Where LirenPrism stands

LirenPrism builds mAIr (Metrics of AI Responses), a measurement discipline for visibility within AIs. mAIr does no GEO and sells no optimization. It measures — that's its only job.

In practice, mAIr:

  • queries several AIs (ChatGPT, Claude, Gemini, Mistral…) on your prompts;
  • repeats each measurement (n=20) and measures the spread of the answers;
  • mechanically computes presence, rank, share of voice, competitors cited, and stability — the AI never computes, it only produces the answers being measured;
  • dates and seals each report (HMAC-SHA256), which makes it verifiable and admissible as evidence.

This neutrality makes mAIr a complement to GEO agencies, not a competitor. An agency optimizing your visibility can rely on a mAIr measurement to prove, with numbers in hand, that its work is paying off. Exactly the way an SEO agency relies on Search Console — without Search Console competing with it.

In brief

  • Optimizing (GEO/AEO) and measuring your AI visibility are two different disciplines.
  • A credible measurer is neutral: they don't sell the optimization they evaluate.
  • A reliable measurement is repeated, mechanical, dated, and sealed — otherwise it's a snapshot.
  • mAIr (LirenPrism) is a neutral measurement instrument, a complement to the agencies that optimize.

Frequently asked questions

GEO and measurement — do you have to choose?

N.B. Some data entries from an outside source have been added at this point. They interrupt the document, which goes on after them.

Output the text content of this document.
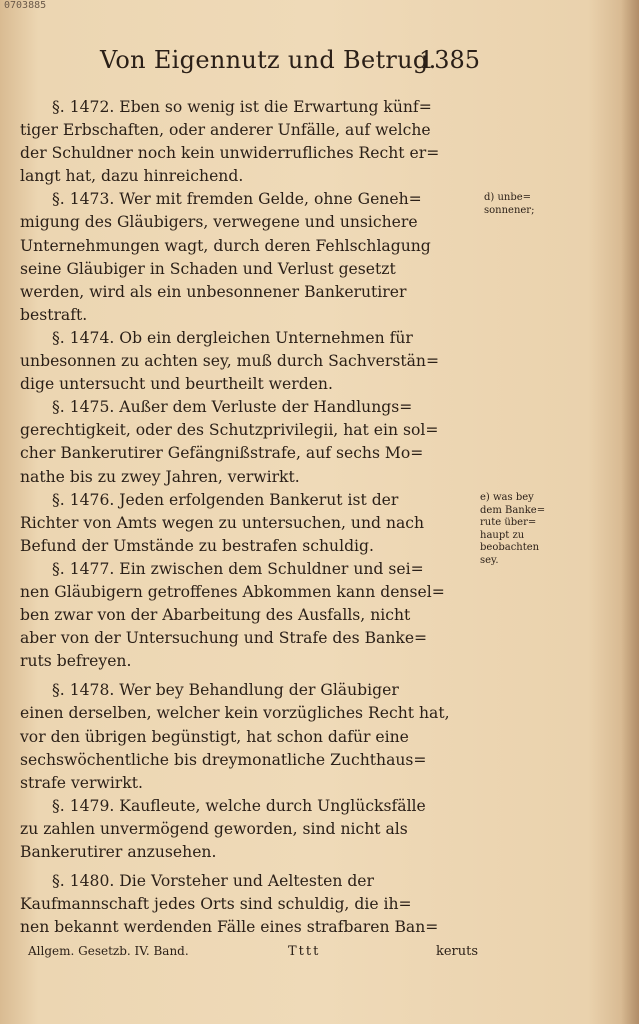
0703885
Von Eigennutz und Betrug.
1385
§. 1472. Eben so wenig ist die Erwartung künf=
tiger Erbschaften, oder anderer Unfälle, auf welche
der Schuldner noch kein unwiderrufliches Recht er=
langt hat, dazu hinreichend.
§. 1473. Wer mit fremden Gelde, ohne Geneh=
migung des Gläubigers, verwegene und unsichere
Unternehmungen wagt, durch deren Fehlschlagung
seine Gläubiger in Schaden und Verlust gesetzt
werden, wird als ein unbesonnener Bankerutirer
bestraft.
§. 1474. Ob ein dergleichen Unternehmen für
unbesonnen zu achten sey, muß durch Sachverstän=
dige untersucht und beurtheilt werden.
§. 1475. Außer dem Verluste der Handlungs=
gerechtigkeit, oder des Schutzprivilegii, hat ein sol=
cher Bankerutirer Gefängnißstrafe, auf sechs Mo=
nathe bis zu zwey Jahren, verwirkt.
§. 1476. Jeden erfolgenden Bankerut ist der
Richter von Amts wegen zu untersuchen, und nach
Befund der Umstände zu bestrafen schuldig.
§. 1477. Ein zwischen dem Schuldner und sei=
nen Gläubigern getroffenes Abkommen kann densel=
ben zwar von der Abarbeitung des Ausfalls, nicht
aber von der Untersuchung und Strafe des Banke=
ruts befreyen.
§. 1478. Wer bey Behandlung der Gläubiger
einen derselben, welcher kein vorzügliches Recht hat,
vor den übrigen begünstigt, hat schon dafür eine
sechswöchentliche bis dreymonatliche Zuchthaus=
strafe verwirkt.
§. 1479. Kaufleute, welche durch Unglücksfälle
zu zahlen unvermögend geworden, sind nicht als
Bankerutirer anzusehen.
§. 1480. Die Vorsteher und Aeltesten der
Kaufmannschaft jedes Orts sind schuldig, die ih=
nen bekannt werdenden Fälle eines strafbaren Ban=
d) unbe=
sonnener;
e) was bey
dem Banke=
rute über=
haupt zu
beobachten
sey.
Allgem. Gesetzb. IV. Band.	Tttt	keruts
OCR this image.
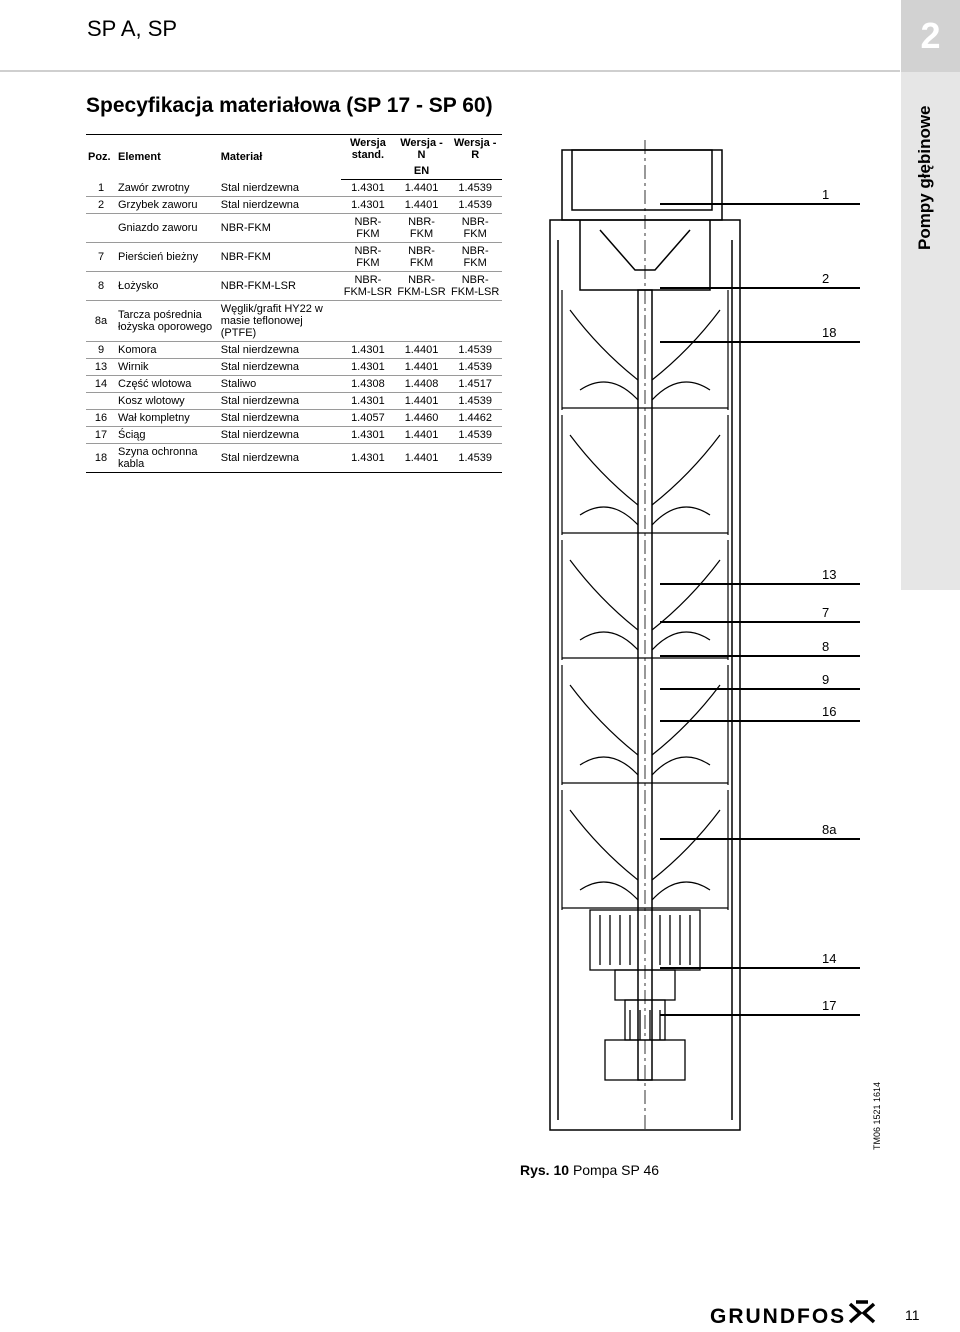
SP A, SP	2
Pompy głębinowe
Specyfikacja materiałowa (SP 17 - SP 60)
Poz.	Element	Materiał	Wersja stand.	Wersja -N	Wersja -R
			EN		
1	Zawór zwrotny	Stal nierdzewna	1.4301	1.4401	1.4539
2	Grzybek zaworu	Stal nierdzewna	1.4301	1.4401	1.4539
	Gniazdo zaworu	NBR-FKM	NBR-FKM	NBR-FKM	NBR-FKM
7	Pierścień bieżny	NBR-FKM	NBR-FKM	NBR-FKM	NBR-FKM
8	Łożysko	NBR-FKM-LSR	NBR-FKM-LSR	NBR-FKM-LSR	NBR-FKM-LSR
8a	Tarcza pośrednia łożyska oporowego	Węglik/grafit HY22 w masie teflonowej (PTFE)			
9	Komora	Stal nierdzewna	1.4301	1.4401	1.4539
13	Wirnik	Stal nierdzewna	1.4301	1.4401	1.4539
14	Część wlotowa	Staliwo	1.4308	1.4408	1.4517
	Kosz wlotowy	Stal nierdzewna	1.4301	1.4401	1.4539
16	Wał kompletny	Stal nierdzewna	1.4057	1.4460	1.4462
17	Ściąg	Stal nierdzewna	1.4301	1.4401	1.4539
18	Szyna ochronna kabla	Stal nierdzewna	1.4301	1.4401	1.4539
1
2
18
13
7
8
9
16
8a
14
17
Rys. 10 Pompa SP 46
TM06 1521 1614
GRUNDFOS	11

No, they're complementary. GEO acts to improve your visibility; measurement observes where you stand and whether the actions are paying off. One doesn't replace the other.

Can mAIr improve my visibility in ChatGPT?

No, and that's deliberate. mAIr measures what AIs say about you, neutrally and quantified. Improving that visibility is GEO's domain — a different discipline, practiced by specialized agencies. mAIr provides them with the measurement.

How does a mAIr measurement differ from an AI visibility tracking tool?

Through rigor and neutrality: repeated measurements with an uncertainty margin, mechanical computation (never an AI doing the judging), a dated and cryptographically sealed report, and no associated optimization sale.